Цэлингзар вышел из домика, и его взгляд, скользнув по рдеющему буковому лесу, утонул в долине. Он думал о том, что все существует в его воображении и сам он — плод фантазии, влекомый некоей волной, подхватившей и мир, который он видит.
Потом Цэлингзар долго жил в городе, у Лоэ. Они вдвоем пытались найти зиждительную связь, первооснову, обрести внушаемую ею благоговейную сосредоточенность и возникающую отсюда систему.
Но Цэлингзар вскоре покинул город, так как утратил, как он выразился, «мировидение». Лоэ больше не приходил в замок. А молодухи, которым он когда-то писал песни, посылали к нему своих сыновей.
Цэлингзар вернулся в родительский дом. Вдоль стен его комнаты громоздились синие тетради с его записями. Он перестал их вести.
Кое-что он читал Лоэ. Многим, кто знал его идеи или слышал о них, они казались чрезвычайно важными и, по мнению Лоэ, нуждались в уточнении и критическом разборе.
Он придвинул к стенкам стулья, сверху расстелил одежду, на ней разложил книги. Он желал только читать, поскольку его радовало, что из книг он больше ничего почерпнуть не может.
Оказавшись среди людей, он садился к ним спиной. И все, кто был позади, переселялись в зеркало, которое он держал в руке. За спиной располагался мир, представляемый в зеркале.
Однажды ему удалось увидеть таким образом круглый стол.
Пряча зеркало в карман, он убирал туда же весь мир.
Он уже ничто ни с чем не связывал. Его генеалогическое древо ветвилось как заблагорассудится.

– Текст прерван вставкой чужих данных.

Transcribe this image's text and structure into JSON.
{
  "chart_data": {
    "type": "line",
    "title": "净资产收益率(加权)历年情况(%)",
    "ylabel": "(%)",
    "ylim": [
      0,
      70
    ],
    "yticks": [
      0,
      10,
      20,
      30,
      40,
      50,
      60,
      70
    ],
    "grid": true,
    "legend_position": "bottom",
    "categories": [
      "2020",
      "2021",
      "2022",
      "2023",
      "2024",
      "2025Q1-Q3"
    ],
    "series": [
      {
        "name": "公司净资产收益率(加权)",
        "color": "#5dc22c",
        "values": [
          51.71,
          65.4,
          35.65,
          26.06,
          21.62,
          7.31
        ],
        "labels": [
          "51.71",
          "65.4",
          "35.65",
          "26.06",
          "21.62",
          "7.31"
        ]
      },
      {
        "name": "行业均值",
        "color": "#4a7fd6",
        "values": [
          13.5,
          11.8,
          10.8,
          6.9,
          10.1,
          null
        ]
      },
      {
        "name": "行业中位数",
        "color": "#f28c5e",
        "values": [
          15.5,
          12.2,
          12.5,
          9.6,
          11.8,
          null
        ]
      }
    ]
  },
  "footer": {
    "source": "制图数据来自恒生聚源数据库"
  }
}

Глаза покраснели, и он уже не говорил серьезных речей. Тем не менее в нем нуждались, ему в рот смотрели, будто он может объяснить все, но он не объяснял ничего.
Голос его звучал хрипло. Он начал курить в обществе.

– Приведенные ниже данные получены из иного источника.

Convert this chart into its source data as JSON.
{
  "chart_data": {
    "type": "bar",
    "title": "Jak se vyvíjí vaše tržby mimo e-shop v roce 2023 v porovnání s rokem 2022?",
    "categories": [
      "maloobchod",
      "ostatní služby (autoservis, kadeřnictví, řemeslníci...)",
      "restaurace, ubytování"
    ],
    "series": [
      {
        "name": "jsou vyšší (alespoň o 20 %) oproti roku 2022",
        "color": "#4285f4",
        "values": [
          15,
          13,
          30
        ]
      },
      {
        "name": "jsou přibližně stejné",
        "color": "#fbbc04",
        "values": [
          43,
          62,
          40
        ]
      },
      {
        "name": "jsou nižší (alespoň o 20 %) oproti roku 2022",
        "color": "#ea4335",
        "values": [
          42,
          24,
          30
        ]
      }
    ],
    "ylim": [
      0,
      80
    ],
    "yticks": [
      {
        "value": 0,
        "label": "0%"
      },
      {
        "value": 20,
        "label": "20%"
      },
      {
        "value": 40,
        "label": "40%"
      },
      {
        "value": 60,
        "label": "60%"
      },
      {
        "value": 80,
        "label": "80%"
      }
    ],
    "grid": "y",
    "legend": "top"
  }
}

Надолго куда-то пропадал. Однако не давал забыть о себе, так как всегда мог неожиданно появиться.
Единственное, с чем он считался, это — люди, которые для него что-то значили. Он ничего не хотел от них, ни научения, ни выгоды. Он делал их тем, что они для него означали. Ну, скажем, надо было объяснить, что девушка по имени Барбара стала поэтессой. Таким образом, он как бы во что-то вникал и оставлял какой-то след. Но, в сущности, он не хотел и этого.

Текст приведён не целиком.